糸井 ドラフト時代って
どういうふうに仕事を進めてたんですか?
植原 当時、宮田さんは‥‥
抑えつけてくるんですよ、僕らを(笑)。

そのぶん、押し返そうとするエネルギーは
培われたとは思うんですけど。
糸井 抑えつけるって、どういうふうに?
植原 たとえば‥‥そうですね。

そんな企画は、やりたくないとか、
ダメだとか。
糸井 植原さんが
「こういうのやりたいです」って提案しても
「それじゃダメだ」って言うの?
植原 はい、そんな感じのことも多々あって。
糸井 それ‥‥僕もそうだよ。
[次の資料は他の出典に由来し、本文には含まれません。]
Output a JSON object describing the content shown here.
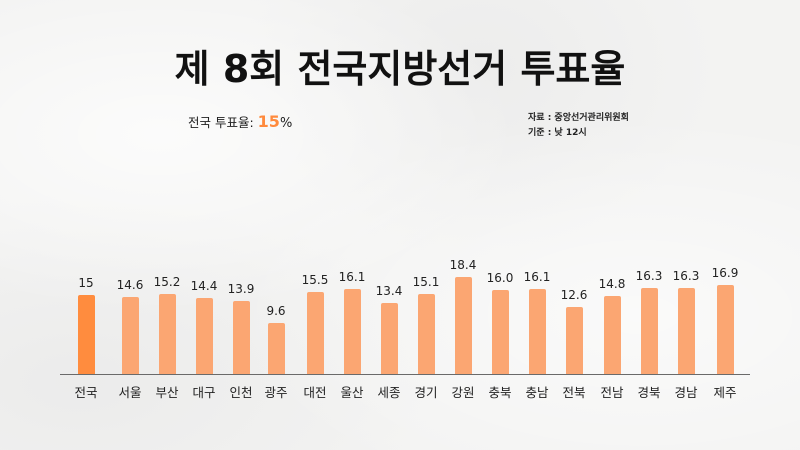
{
  "title": "제 8회 전국지방선거 투표율",
  "summary": {
    "label": "전국 투표율:",
    "value": "15",
    "unit": "%"
  },
  "source": {
    "line1": "자료 : 중앙선거관리위원회",
    "line2": "기준 : 낮 12시"
  },
  "colors": {
    "national": "#ff8c3e",
    "regional": "#fba672",
    "axis": "#6a6a6a"
  },
  "chart_data": {
    "type": "bar",
    "title": "제 8회 전국지방선거 투표율",
    "xlabel": "",
    "ylabel": "",
    "categories": [
      "전국",
      "서울",
      "부산",
      "대구",
      "인천",
      "광주",
      "대전",
      "울산",
      "세종",
      "경기",
      "강원",
      "충북",
      "충남",
      "전북",
      "전남",
      "경북",
      "경남",
      "제주"
    ],
    "values": [
      15,
      14.6,
      15.2,
      14.4,
      13.9,
      9.6,
      15.5,
      16.1,
      13.4,
      15.1,
      18.4,
      16.0,
      16.1,
      12.6,
      14.8,
      16.3,
      16.3,
      16.9
    ],
    "value_labels": [
      "15",
      "14.6",
      "15.2",
      "14.4",
      "13.9",
      "9.6",
      "15.5",
      "16.1",
      "13.4",
      "15.1",
      "18.4",
      "16.0",
      "16.1",
      "12.6",
      "14.8",
      "16.3",
      "16.3",
      "16.9"
    ],
    "highlight_index": 0,
    "grid": false,
    "legend": null,
    "ylim": [
      0,
      20
    ],
    "annotations": [
      "자료 : 중앙선거관리위원회",
      "기준 : 낮 12시",
      "전국 투표율: 15%"
    ]
  }
}
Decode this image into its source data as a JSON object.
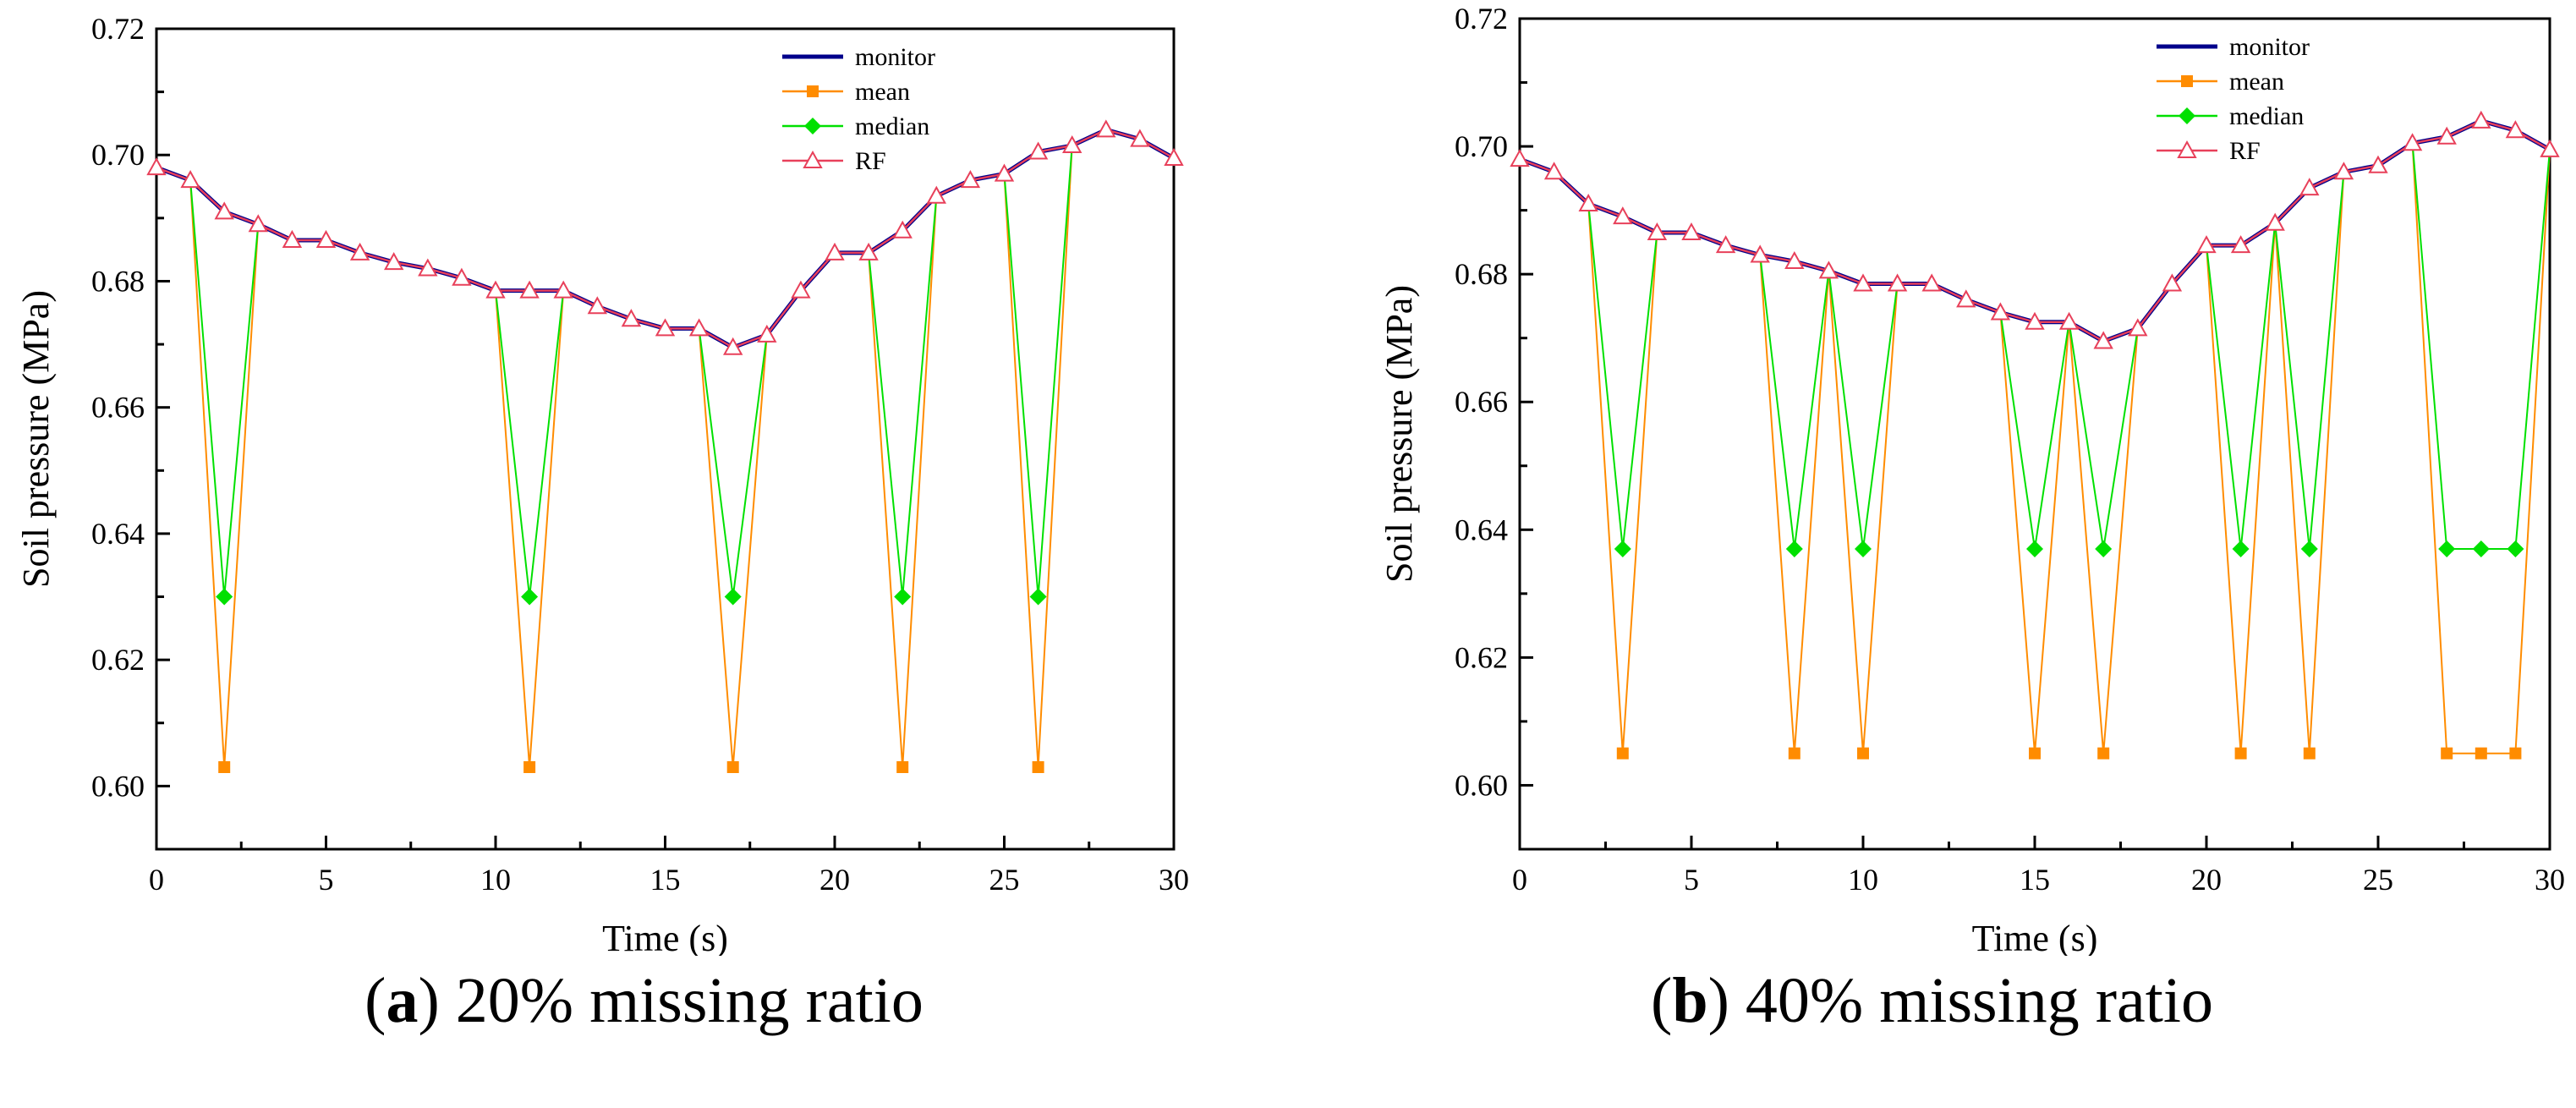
{
  "chart_data": [
    {
      "type": "line",
      "caption_letter": "a",
      "caption_text": "20% missing ratio",
      "xlabel": "Time (s)",
      "ylabel": "Soil pressure (MPa)",
      "xlim": [
        0,
        30
      ],
      "ylim": [
        0.59,
        0.72
      ],
      "xticks": [
        0,
        5,
        10,
        15,
        20,
        25,
        30
      ],
      "yticks": [
        0.6,
        0.62,
        0.64,
        0.66,
        0.68,
        0.7,
        0.72
      ],
      "ytick_labels": [
        "0.60",
        "0.62",
        "0.64",
        "0.66",
        "0.68",
        "0.70",
        "0.72"
      ],
      "grid": false,
      "legend_position": "top-right",
      "series": [
        {
          "name": "monitor",
          "color": "#00008b",
          "marker": "none",
          "x": [
            0,
            1,
            2,
            3,
            4,
            5,
            6,
            7,
            8,
            9,
            10,
            11,
            12,
            13,
            14,
            15,
            16,
            17,
            18,
            19,
            20,
            21,
            22,
            23,
            24,
            25,
            26,
            27,
            28,
            29,
            30
          ],
          "y": [
            0.698,
            0.696,
            0.691,
            0.689,
            0.6865,
            0.6865,
            0.6845,
            0.683,
            0.682,
            0.6805,
            0.6785,
            0.6785,
            0.6785,
            0.676,
            0.674,
            0.6725,
            0.6725,
            0.6695,
            0.6715,
            0.6785,
            0.6845,
            0.6845,
            0.688,
            0.6935,
            0.696,
            0.697,
            0.7005,
            0.7015,
            0.704,
            0.7025,
            0.6995
          ]
        },
        {
          "name": "mean",
          "color": "#ff8c00",
          "marker": "square",
          "x": [
            0,
            1,
            2,
            3,
            4,
            5,
            6,
            7,
            8,
            9,
            10,
            11,
            12,
            13,
            14,
            15,
            16,
            17,
            18,
            19,
            20,
            21,
            22,
            23,
            24,
            25,
            26,
            27,
            28,
            29,
            30
          ],
          "y": [
            0.698,
            0.696,
            0.603,
            0.689,
            0.6865,
            0.6865,
            0.6845,
            0.683,
            0.682,
            0.6805,
            0.6785,
            0.603,
            0.6785,
            0.676,
            0.674,
            0.6725,
            0.6725,
            0.603,
            0.6715,
            0.6785,
            0.6845,
            0.6845,
            0.603,
            0.6935,
            0.696,
            0.697,
            0.603,
            0.7015,
            0.704,
            0.7025,
            0.6995
          ],
          "marker_x": [
            2,
            11,
            17,
            22,
            26
          ]
        },
        {
          "name": "median",
          "color": "#00e000",
          "marker": "diamond",
          "x": [
            0,
            1,
            2,
            3,
            4,
            5,
            6,
            7,
            8,
            9,
            10,
            11,
            12,
            13,
            14,
            15,
            16,
            17,
            18,
            19,
            20,
            21,
            22,
            23,
            24,
            25,
            26,
            27,
            28,
            29,
            30
          ],
          "y": [
            0.698,
            0.696,
            0.63,
            0.689,
            0.6865,
            0.6865,
            0.6845,
            0.683,
            0.682,
            0.6805,
            0.6785,
            0.63,
            0.6785,
            0.676,
            0.674,
            0.6725,
            0.6725,
            0.63,
            0.6715,
            0.6785,
            0.6845,
            0.6845,
            0.63,
            0.6935,
            0.696,
            0.697,
            0.63,
            0.7015,
            0.704,
            0.7025,
            0.6995
          ],
          "marker_x": [
            2,
            11,
            17,
            22,
            26
          ]
        },
        {
          "name": "RF",
          "color": "#e8405a",
          "marker": "triangle",
          "x": [
            0,
            1,
            2,
            3,
            4,
            5,
            6,
            7,
            8,
            9,
            10,
            11,
            12,
            13,
            14,
            15,
            16,
            17,
            18,
            19,
            20,
            21,
            22,
            23,
            24,
            25,
            26,
            27,
            28,
            29,
            30
          ],
          "y": [
            0.698,
            0.696,
            0.691,
            0.689,
            0.6865,
            0.6865,
            0.6845,
            0.683,
            0.682,
            0.6805,
            0.6785,
            0.6785,
            0.6785,
            0.676,
            0.674,
            0.6725,
            0.6725,
            0.6695,
            0.6715,
            0.6785,
            0.6845,
            0.6845,
            0.688,
            0.6935,
            0.696,
            0.697,
            0.7005,
            0.7015,
            0.704,
            0.7025,
            0.6995
          ]
        }
      ]
    },
    {
      "type": "line",
      "caption_letter": "b",
      "caption_text": "40% missing ratio",
      "xlabel": "Time (s)",
      "ylabel": "Soil pressure (MPa)",
      "xlim": [
        0,
        30
      ],
      "ylim": [
        0.59,
        0.72
      ],
      "xticks": [
        0,
        5,
        10,
        15,
        20,
        25,
        30
      ],
      "yticks": [
        0.6,
        0.62,
        0.64,
        0.66,
        0.68,
        0.7,
        0.72
      ],
      "ytick_labels": [
        "0.60",
        "0.62",
        "0.64",
        "0.66",
        "0.68",
        "0.70",
        "0.72"
      ],
      "grid": false,
      "legend_position": "top-right",
      "series": [
        {
          "name": "monitor",
          "color": "#00008b",
          "marker": "none",
          "x": [
            0,
            1,
            2,
            3,
            4,
            5,
            6,
            7,
            8,
            9,
            10,
            11,
            12,
            13,
            14,
            15,
            16,
            17,
            18,
            19,
            20,
            21,
            22,
            23,
            24,
            25,
            26,
            27,
            28,
            29,
            30
          ],
          "y": [
            0.698,
            0.696,
            0.691,
            0.689,
            0.6865,
            0.6865,
            0.6845,
            0.683,
            0.682,
            0.6805,
            0.6785,
            0.6785,
            0.6785,
            0.676,
            0.674,
            0.6725,
            0.6725,
            0.6695,
            0.6715,
            0.6785,
            0.6845,
            0.6845,
            0.688,
            0.6935,
            0.696,
            0.697,
            0.7005,
            0.7015,
            0.704,
            0.7025,
            0.6995
          ]
        },
        {
          "name": "mean",
          "color": "#ff8c00",
          "marker": "square",
          "x": [
            0,
            1,
            2,
            3,
            4,
            5,
            6,
            7,
            8,
            9,
            10,
            11,
            12,
            13,
            14,
            15,
            16,
            17,
            18,
            19,
            20,
            21,
            22,
            23,
            24,
            25,
            26,
            27,
            28,
            29,
            30
          ],
          "y": [
            0.698,
            0.696,
            0.691,
            0.605,
            0.6865,
            0.6865,
            0.6845,
            0.683,
            0.605,
            0.6805,
            0.605,
            0.6785,
            0.6785,
            0.676,
            0.674,
            0.605,
            0.6725,
            0.605,
            0.6715,
            0.6785,
            0.6845,
            0.605,
            0.688,
            0.605,
            0.696,
            0.697,
            0.7005,
            0.605,
            0.605,
            0.605,
            0.6995
          ],
          "marker_x": [
            3,
            8,
            10,
            15,
            17,
            21,
            23,
            27,
            28,
            29
          ]
        },
        {
          "name": "median",
          "color": "#00e000",
          "marker": "diamond",
          "x": [
            0,
            1,
            2,
            3,
            4,
            5,
            6,
            7,
            8,
            9,
            10,
            11,
            12,
            13,
            14,
            15,
            16,
            17,
            18,
            19,
            20,
            21,
            22,
            23,
            24,
            25,
            26,
            27,
            28,
            29,
            30
          ],
          "y": [
            0.698,
            0.696,
            0.691,
            0.637,
            0.6865,
            0.6865,
            0.6845,
            0.683,
            0.637,
            0.6805,
            0.637,
            0.6785,
            0.6785,
            0.676,
            0.674,
            0.637,
            0.6725,
            0.637,
            0.6715,
            0.6785,
            0.6845,
            0.637,
            0.688,
            0.637,
            0.696,
            0.697,
            0.7005,
            0.637,
            0.637,
            0.637,
            0.6995
          ],
          "marker_x": [
            3,
            8,
            10,
            15,
            17,
            21,
            23,
            27,
            28,
            29
          ]
        },
        {
          "name": "RF",
          "color": "#e8405a",
          "marker": "triangle",
          "x": [
            0,
            1,
            2,
            3,
            4,
            5,
            6,
            7,
            8,
            9,
            10,
            11,
            12,
            13,
            14,
            15,
            16,
            17,
            18,
            19,
            20,
            21,
            22,
            23,
            24,
            25,
            26,
            27,
            28,
            29,
            30
          ],
          "y": [
            0.698,
            0.696,
            0.691,
            0.689,
            0.6865,
            0.6865,
            0.6845,
            0.683,
            0.682,
            0.6805,
            0.6785,
            0.6785,
            0.6785,
            0.676,
            0.674,
            0.6725,
            0.6725,
            0.6695,
            0.6715,
            0.6785,
            0.6845,
            0.6845,
            0.688,
            0.6935,
            0.696,
            0.697,
            0.7005,
            0.7015,
            0.704,
            0.7025,
            0.6995
          ]
        }
      ]
    }
  ]
}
よくわかるわ。
渡邉 そうなんですか?
植原 何かをやりたいと提案しても
「それをやることに、何の意味があるんだ?」
って、言われたりするんです。

で、どうにか説明はするんだけど、
かなりハードル高くて、
最後はケチョンケチョンになっちゃって。
糸井 なるほどね(笑)。
植原 結局、うやむやになって、
ぜんぜん、こっちの話聞いてもらえなかった、
みたいな感じで終わっちゃう。
糸井 たぶんね、宮田さんだって
なるべくやらせたいんだと思うよ、ほんとは。

だから
「もっと、いいもの持って来い」というかさ。

キギとして独立したいまだったら、
すこしわかるんじゃない、宮田さんの気持ち。
植原 うん‥‥そうですね。
渡邊 たしかにいろいろ提案してみたけど、
果たしてあれをやっていたら
いま、どうだったかなというのは、あります。
糸井 ゆくゆく飽きちゃうんじゃないか、とか
続かないんじゃないか、とか
そういうところまで考えて「GO」するのが
社長の役目だからね。

あと、よく言うことなんだけど、
すぐお店をつくりたがりますよね、若い人は。
渡邊 あ、わたしたちも、ちょっと思ってた(笑)。
糸井 じかにお客さんと接することができるし、
ひとつひとつ、
とっても勉強になることなんだけど
「回していく」には
アルバイトの子をひとり、探すだけでも
大変なんですよね。
渡邊 そうなんです、いま思えば。
糸井 でも、キギさんのプロダクトへの関わりが
「紙のカレンダー」からはじまったことは、
なるほどなあと思いました。

紙って「二次元」に近いですから。
渡邊 はい。

「そうか、これもプロダクトなんだ。
 これならできるかもしれない」
って、思いました。

そこからは、手探りでというか‥‥。
糸井 自分たちの内側から「やりたい!」って
生まれるものを、
自分たちで探さなきゃならないでしょう。
植原 ええ。
糸井 広告の仕事をやっていると
そういう練習って、なかなかできないんです。
基本的に「頼まれ仕事」だから。
植原 まさに、おっしゃるとおりです。

だから、それが「プロダクト」であっても
ポンと置いただけで、
アイディアとして成立するモノ。

そういうデザインを探すトレーニングには
けっこうなったかなと思ってます。
糸井 うん、うん。
植原 いわゆる「クライアントの意向」という
価値基準のないところで
商品を「モノ」として成立させることって
すごく大変なことだなあってわかりました。
糸井 クライアントの代わりに、
ある意味で
それ以上に厳しい「お客さん」がいるしね。
植原 そう、そうですよね。
渡邊 わたしの場合は
「D-BROS」に関わるうえで、
「プロダクトをやってきた人にはかなわない」
という気持ちがたくさんあったので
逆に、
わたしたちの得意なデザインを活かせる
プロダクトを探したというか‥‥。

だんだん、そうなっていった感じです。
植原 置いてあるだけで、
「こっちに
 しゃべりかけてくるようなものじゃないと
 ダメだよね」とは、よく話してました。
糸井 うちの社員にはよく話すことなんだけど
「広告」というのは
「商品の中に練り込まれている」のが
いちばん、いい状態なんですよ。

つまり、さっき植原さんが言ったとおり、
「ある商品が置いてあるだけで
 それが何だかわかる」というようなね。
植原 なるほど、ええ。
糸井 わざわざ「広告」なんかつくらなくても
「商品自体が広告になっている」もの。

そんな商品をつくれたら、最高ですよね。
渡邉 そうですね。
糸井 ある時期の「アップル製品」なんかは、
ある程度、そういう位置にいたと思うんです。
植原 はい。
糸井 だから、自分とこの社員デザイナーに
そんな練習をさせようと思った宮田さんって
社長として、
ちょっと先の時代を歩んでいたと思うなあ。
植原 そうなんでしょうね。
糸井 だって、誰かに頼まれて仕事するのと、
「で、キミさ、
 けっきょく何やりたいの?」って訊かれて
自分のやりたい仕事をするのって
きっと、ものすごい「ちがい」があるから。